Suddenly, the trends made sense. **The data reflected declining obituary submissions more than anything, skewing the underlying death trends.** Lower circulation meant fewer obituaries, likely with more submissions from older, traditional readers.
This highlights a vital data analysis lesson: **correlation isn’t causation.** The obituary data showed a trend, but it was driven by changing data collection (newspaper circulation), not a real societal shift in mortality. Always consider context and hidden factors influencing your data, sometimes the real story is in the data collection itself.

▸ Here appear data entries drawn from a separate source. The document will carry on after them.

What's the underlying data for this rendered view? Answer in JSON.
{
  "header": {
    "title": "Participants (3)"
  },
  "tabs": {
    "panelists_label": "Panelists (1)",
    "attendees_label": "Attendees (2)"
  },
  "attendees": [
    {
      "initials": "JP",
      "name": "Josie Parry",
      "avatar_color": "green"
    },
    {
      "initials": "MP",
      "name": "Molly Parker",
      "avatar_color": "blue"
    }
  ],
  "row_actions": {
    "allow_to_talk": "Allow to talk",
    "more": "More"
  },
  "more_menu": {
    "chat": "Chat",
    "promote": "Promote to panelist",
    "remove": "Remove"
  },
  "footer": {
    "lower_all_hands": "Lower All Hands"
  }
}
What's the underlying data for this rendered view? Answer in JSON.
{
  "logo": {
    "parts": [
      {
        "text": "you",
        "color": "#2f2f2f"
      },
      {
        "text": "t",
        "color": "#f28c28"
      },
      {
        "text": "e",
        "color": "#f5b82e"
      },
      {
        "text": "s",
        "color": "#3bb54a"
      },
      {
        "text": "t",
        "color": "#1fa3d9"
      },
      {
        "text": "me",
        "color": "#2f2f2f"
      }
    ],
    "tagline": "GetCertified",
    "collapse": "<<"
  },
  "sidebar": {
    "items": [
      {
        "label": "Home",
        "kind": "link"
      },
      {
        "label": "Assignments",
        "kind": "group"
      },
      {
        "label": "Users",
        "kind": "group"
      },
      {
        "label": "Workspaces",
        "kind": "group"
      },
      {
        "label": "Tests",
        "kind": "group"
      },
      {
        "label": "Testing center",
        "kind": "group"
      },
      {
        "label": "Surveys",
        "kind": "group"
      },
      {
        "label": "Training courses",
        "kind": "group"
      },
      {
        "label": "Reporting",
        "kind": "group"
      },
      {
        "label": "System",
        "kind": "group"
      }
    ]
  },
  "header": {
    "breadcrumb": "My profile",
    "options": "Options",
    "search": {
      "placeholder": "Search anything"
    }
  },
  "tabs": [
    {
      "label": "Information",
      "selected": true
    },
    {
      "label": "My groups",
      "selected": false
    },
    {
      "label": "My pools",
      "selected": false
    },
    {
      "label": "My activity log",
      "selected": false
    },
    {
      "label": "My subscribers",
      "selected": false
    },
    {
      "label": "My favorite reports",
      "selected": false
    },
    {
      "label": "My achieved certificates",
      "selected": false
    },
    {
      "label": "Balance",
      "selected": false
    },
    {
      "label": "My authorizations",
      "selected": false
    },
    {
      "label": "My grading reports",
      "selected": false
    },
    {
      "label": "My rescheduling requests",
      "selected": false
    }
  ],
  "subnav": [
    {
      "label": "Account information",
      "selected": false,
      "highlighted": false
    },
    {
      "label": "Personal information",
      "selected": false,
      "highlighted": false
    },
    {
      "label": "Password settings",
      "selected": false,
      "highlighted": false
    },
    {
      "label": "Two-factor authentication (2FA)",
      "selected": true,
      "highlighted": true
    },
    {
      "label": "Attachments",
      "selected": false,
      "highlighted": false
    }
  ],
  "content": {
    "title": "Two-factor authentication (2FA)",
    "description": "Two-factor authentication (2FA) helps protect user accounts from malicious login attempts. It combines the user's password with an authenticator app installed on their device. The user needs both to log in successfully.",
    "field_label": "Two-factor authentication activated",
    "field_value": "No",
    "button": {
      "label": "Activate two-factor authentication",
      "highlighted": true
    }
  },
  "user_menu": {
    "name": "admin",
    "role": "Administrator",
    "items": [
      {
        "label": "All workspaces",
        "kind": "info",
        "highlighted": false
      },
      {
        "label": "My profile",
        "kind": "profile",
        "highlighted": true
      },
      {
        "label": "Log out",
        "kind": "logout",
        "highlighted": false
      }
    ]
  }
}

I love this post for leading off with a chart that implies one thing and then explaining quite cogently why the obvious conclusion is illusory.
Usually that’s the job of the commenters but in this case I can only slow clap.
Any thoughts about the apparent seasonality – in most years there’s a drop in the average age in obituaries appearing in late spring/early summer?
Before going on, recognize I am not familiar with German data specifically and am assuming it is similar to the US. I think there are a few factors that explain the increase, as someone who works in life insurance in the US:
1. A greater percentage of the population is 80+ in 2024 vs 2013. Thus the rise in the average age is partially reflective of the fact that there are more 80+ year olds to die in 2024 vs 2013.
2. Mortality improved significantly from 2013-2019. At least in the US, they slowed significantly thereafter, but my understanding is that has not been the case in Europe, Canada, and Australia.
3. A lot of the mortality improvements have been concentrated in the older ages, which, especially when coupled with 1. and 2. would push the percentage of 80+ deaths higher.